Does the webapp push stuff in a queue and call a commandline tool like mencoder or something is there an industry standard tool ? How do you deal with concurrency (some kind of Actor model ) ? And most importantly, do you have to tune the linux kernel to achieve performance on this (just saw the LinkedIn NUMA post as well, so thinking about that)?
I am sure Youtube and all do it using the enviable Google infrastructure, but how does someone else do it
Right now there's a cron that runs every few seconds, finds the next unprocessed file, and processes it via command line. If/when volume gets really high, I'll probably have to do this somewhat differently to make sure it scales.
DistroKid uses MediaInfo to figure out what the user uploaded:
Then uses SOX for audio conversions:
And native Railo (the backend programming language I use) functions for image processing/resizing.
Hah!

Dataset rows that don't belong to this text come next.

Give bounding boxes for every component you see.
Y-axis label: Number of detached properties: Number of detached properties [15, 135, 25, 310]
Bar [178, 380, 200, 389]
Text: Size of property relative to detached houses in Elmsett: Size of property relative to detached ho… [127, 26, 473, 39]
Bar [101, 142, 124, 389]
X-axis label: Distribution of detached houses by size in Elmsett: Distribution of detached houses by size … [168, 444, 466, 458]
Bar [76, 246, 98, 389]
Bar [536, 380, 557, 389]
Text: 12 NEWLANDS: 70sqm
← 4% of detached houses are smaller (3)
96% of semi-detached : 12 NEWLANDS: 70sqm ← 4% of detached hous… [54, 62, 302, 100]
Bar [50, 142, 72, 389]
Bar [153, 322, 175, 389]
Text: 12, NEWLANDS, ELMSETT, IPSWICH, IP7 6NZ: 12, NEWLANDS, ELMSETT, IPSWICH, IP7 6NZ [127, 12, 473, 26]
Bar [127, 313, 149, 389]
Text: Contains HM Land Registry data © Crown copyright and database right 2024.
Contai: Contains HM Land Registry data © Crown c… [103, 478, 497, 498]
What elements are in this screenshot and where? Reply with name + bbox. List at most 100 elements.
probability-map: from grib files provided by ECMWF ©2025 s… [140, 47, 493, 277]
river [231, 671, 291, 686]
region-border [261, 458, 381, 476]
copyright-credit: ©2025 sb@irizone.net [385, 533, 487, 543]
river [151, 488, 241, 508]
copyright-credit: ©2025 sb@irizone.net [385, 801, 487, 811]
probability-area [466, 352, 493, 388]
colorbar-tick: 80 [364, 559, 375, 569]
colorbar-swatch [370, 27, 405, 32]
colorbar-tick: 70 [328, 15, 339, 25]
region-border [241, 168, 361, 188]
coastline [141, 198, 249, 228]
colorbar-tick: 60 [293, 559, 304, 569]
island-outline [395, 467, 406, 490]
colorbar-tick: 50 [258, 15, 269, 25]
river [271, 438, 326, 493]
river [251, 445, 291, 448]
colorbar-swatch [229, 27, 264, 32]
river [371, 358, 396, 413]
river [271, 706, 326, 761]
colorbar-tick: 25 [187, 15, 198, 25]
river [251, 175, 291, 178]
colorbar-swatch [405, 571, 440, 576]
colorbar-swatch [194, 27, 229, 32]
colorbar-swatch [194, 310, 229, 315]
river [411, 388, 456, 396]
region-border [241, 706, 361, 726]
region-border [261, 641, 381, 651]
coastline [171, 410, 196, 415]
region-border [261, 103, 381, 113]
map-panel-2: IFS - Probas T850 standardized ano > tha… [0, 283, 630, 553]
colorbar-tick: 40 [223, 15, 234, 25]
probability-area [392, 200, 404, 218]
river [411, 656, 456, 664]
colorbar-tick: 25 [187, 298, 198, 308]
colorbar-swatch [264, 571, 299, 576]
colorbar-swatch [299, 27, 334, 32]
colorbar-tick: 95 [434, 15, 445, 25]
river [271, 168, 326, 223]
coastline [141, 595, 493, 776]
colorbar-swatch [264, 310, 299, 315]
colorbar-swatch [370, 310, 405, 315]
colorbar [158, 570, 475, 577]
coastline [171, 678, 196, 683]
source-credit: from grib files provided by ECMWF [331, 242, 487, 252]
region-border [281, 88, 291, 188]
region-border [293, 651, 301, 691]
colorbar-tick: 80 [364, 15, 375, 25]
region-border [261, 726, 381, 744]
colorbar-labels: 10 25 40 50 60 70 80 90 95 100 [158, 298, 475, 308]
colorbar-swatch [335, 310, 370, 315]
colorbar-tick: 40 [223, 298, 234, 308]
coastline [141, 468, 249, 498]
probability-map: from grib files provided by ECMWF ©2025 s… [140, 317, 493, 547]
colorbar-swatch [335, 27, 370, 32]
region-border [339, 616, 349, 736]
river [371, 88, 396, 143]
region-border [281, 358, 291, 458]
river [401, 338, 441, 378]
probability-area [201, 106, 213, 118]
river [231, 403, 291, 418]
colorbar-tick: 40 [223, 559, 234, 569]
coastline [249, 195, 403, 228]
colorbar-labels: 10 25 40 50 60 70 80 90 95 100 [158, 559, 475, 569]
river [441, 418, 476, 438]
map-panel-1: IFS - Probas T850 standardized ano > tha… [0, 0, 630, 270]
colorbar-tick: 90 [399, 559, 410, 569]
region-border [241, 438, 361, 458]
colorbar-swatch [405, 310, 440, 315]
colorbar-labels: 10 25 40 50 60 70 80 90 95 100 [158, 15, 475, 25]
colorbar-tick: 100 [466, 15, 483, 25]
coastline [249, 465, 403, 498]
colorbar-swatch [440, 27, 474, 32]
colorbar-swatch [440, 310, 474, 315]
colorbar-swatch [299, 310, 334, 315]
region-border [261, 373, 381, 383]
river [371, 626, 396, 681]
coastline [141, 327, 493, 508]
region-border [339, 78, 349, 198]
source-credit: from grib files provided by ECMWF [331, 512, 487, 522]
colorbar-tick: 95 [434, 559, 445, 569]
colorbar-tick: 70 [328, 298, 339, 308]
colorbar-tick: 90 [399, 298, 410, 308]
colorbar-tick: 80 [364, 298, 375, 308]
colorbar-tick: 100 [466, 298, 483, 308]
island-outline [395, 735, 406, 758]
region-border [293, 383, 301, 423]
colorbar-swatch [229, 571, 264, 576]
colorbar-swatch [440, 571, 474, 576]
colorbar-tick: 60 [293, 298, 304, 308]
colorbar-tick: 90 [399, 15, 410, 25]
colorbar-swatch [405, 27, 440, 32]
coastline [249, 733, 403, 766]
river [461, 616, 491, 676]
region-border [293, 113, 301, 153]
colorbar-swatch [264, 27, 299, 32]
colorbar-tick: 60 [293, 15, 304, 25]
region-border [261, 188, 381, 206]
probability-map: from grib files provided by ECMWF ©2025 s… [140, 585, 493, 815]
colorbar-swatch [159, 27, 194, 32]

Really cool. I wrote a very similar script/program to do that for huge video files using tons of different case/switch methods that carve up mplayer2.
Really awesome project, BTW.
could you talk about why you chose Railo, which looks to be a fairly esoteric stack. Is it something you chose specifically for its media capabilities ?
This isn't the type of service that would do massive Youtube-like volume, so I cannot imagine that they are doing anything special to handle high volumes of uploads. I would guess that a single lower-end AWS server would do an adequate job for the volume they'll be handling.
AWS makes a lot of the concurrency issues easy (and scaling). Basically you can use their SQS ("Simple Queue Service"), add tasks to it, and when the individual drones check out a song from the queue, it's no longer available for a set amount of time.
If the drone finishes the process completely, it removes it from the queue permanently, but if the drone fails, dies, whatever, after that time-out it gets bumped back into Queue for the next worker drone.
We use FFMPeg for conversion.
note: tracktrack.it, if you're curious about watermarking.
Plus a delayed job worker process managed by upstart, tada, got yourself a video-encoding-and-streaming system.
> And most importantly, do you have to tune the linux kernel to achieve performance on this (just saw the LinkedIn NUMA post as well, so thinking about that)
Ha, no. Definitely not until you have really significant scale - it's remarkably fast on a reasonable dedicated server and scales well across cores, run N/2 to N+1 delayed_job processes for N cores depending on how well ffmpeg et al make use of your cores. Well faster than realtime.
And yeah, it's an actor-like model, except you don't really have a problem with concurrency. You just need some kind of task queue that you add encode jobs to and a bunch of worker machines that take tasks off this queue, run them, and respond. Almost every big system seems to start looking like this.